The display, which will run through March, will feature:

  • Women who were a part of the first graduating class in 1968; of the original 12 undergraduate students who graduated from the Capitol Campus, more than half were women.
  • Twyla Brown, a Student Affairs staff secretary who earned the 1971 Capitolite dedication in which students wrote, “with her concern and kindness she converted that [Student Affairs] office into a ‘home’ away from home.”
  • Jean Kresge, who organized the college’s first health fair in 1980.
  • The Commission for Women, established in 1981.
  • Barbara Thompson, who helped establish the Office of Multicultural Recruitment and Community Affairs.
  • Alice Marshall, a Harrisburg-area journalist and researcher who collected materials related to women’s history and donated the collection to the college in 1991.
  • The women’s studies minor created in 1996 with Carol Nechemias, associate professor emerita of public policy and political science in the School of Public Affairs, as one of the committee leaders.
  • Madlyn Hanes, who in 2000 was named college provost and dean, a title later changed to chancellor
  • Felicia Brown-Haywood, retired director of Student Affairs, who earned the 2006 James Robinson Equal Opportunity Award presented by the Penn State Alumni Association, acknowledging her passion and advocacy for diversity and cross-cultural communication.
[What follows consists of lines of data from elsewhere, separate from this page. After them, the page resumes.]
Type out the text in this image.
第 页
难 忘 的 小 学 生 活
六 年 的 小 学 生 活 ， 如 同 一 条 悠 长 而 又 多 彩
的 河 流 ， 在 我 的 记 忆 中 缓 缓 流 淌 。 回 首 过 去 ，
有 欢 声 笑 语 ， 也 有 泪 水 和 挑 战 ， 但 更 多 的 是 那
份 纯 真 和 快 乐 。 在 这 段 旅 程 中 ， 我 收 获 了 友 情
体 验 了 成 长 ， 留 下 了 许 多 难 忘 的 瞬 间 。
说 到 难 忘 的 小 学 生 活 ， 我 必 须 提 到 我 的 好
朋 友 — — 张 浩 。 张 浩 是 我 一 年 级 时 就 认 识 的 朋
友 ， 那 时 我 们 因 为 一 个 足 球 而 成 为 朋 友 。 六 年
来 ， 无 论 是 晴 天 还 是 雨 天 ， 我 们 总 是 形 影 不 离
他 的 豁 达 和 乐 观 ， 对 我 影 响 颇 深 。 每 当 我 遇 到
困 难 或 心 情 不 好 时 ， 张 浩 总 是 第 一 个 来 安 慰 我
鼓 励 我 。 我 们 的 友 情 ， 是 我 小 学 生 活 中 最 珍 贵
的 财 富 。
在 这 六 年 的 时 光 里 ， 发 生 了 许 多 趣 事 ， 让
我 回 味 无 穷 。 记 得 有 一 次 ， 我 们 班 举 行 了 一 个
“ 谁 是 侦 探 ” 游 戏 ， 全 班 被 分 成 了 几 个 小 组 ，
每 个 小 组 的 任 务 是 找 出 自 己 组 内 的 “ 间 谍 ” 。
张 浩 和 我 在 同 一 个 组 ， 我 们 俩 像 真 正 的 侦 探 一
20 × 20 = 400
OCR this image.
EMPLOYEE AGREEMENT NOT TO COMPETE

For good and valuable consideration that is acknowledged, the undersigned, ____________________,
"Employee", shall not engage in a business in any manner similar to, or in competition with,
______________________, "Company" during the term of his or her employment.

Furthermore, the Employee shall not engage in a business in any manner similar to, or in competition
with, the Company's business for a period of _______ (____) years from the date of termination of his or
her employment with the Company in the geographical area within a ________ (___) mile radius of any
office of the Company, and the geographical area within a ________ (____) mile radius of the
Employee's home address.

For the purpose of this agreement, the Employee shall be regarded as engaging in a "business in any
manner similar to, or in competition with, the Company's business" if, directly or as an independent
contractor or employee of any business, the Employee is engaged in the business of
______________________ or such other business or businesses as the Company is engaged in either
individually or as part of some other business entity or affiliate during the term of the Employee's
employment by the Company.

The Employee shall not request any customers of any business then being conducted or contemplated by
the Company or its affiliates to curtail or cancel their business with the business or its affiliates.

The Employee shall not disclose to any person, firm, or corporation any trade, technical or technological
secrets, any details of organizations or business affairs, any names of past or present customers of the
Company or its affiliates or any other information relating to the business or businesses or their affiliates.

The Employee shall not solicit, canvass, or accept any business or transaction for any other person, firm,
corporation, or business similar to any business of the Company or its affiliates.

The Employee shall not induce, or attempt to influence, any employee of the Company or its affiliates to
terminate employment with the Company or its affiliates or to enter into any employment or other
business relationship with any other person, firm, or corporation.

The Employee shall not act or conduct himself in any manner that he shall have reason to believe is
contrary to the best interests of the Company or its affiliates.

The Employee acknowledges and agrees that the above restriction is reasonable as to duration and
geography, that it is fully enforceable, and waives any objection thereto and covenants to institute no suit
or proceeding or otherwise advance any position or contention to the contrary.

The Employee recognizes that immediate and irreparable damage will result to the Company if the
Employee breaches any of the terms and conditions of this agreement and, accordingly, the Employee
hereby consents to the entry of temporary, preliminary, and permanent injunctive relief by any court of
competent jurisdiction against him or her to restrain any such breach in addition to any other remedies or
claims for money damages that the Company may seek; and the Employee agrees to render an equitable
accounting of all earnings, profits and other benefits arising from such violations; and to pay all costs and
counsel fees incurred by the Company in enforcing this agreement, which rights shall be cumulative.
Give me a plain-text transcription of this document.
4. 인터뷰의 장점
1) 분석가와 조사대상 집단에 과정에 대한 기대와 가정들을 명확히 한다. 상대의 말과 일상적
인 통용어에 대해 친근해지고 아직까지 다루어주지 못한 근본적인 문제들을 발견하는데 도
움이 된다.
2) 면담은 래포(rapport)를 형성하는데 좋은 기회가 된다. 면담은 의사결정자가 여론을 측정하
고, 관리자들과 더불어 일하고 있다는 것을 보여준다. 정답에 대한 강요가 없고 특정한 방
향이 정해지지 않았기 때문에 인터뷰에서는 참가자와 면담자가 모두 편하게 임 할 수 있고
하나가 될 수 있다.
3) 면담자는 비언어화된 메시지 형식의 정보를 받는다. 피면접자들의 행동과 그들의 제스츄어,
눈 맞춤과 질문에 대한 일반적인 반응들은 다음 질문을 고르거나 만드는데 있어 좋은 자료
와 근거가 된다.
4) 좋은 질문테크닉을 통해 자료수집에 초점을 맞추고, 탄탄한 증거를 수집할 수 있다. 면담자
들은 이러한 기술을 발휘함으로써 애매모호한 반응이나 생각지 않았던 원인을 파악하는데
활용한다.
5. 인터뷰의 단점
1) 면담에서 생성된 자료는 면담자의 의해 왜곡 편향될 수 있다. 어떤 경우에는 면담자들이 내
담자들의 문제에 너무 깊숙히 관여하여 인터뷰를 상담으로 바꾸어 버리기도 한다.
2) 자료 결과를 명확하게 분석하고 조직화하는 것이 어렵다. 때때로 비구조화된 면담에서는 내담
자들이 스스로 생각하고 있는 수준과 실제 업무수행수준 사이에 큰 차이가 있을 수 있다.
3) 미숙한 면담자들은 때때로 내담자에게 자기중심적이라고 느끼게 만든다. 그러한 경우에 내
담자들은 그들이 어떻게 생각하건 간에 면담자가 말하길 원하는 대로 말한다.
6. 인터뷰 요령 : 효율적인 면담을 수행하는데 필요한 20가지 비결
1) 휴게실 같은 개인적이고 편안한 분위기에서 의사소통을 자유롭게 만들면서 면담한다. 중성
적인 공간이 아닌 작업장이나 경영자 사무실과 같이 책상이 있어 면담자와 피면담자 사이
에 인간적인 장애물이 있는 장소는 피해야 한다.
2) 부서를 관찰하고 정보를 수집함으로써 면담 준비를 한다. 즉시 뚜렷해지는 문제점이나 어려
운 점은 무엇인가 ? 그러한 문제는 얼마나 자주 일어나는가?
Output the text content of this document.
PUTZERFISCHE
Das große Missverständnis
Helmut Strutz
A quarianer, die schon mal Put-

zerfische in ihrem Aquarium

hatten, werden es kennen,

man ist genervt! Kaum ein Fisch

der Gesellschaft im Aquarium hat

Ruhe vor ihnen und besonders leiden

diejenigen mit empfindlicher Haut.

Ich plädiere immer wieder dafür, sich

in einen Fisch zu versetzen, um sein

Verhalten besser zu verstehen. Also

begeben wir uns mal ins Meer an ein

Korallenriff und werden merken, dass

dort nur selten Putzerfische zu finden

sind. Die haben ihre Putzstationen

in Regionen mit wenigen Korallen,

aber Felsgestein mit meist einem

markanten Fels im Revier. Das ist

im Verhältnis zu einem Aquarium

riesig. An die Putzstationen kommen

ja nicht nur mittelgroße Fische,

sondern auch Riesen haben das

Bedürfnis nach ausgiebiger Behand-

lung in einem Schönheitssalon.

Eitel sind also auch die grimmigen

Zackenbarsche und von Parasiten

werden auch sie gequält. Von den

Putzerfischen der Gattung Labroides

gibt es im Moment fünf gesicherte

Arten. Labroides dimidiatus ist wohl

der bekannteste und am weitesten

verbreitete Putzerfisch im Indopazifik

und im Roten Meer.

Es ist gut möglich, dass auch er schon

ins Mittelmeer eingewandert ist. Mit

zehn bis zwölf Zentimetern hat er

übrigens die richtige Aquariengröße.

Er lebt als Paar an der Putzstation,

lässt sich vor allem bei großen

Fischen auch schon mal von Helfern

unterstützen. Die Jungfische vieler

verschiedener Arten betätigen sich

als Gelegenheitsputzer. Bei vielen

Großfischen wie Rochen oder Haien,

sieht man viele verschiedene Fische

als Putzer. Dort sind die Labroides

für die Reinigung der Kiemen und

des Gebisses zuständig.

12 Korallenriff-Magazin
  • Oranee Tawatnuntachai, associate professor of finance, who in 2010 won the Teaching Fellow Award for Teaching Excellence from the Penn State Alumni Association after previously earning the Excellence in Teaching Award in 2008. She was the second Penn State Harrisburg professor to earn both awards and only the fourth Penn State professor to do so.
  • "Walk a Mile in Her Shoes" gathered more than 100 participants in its inaugural year, 2014.
  • Beverly Cigler, distinguished professor emerita of public policy and administration, in 2015, was the first woman at the college to earn a "Distinguished Faculty" title when she was named distinguished professor of public policy and administration.

These and other stories about women’s history at Penn State Harrisburg also can be found at the 50 Years of Women @ Penn State Harrisburg blog photo series.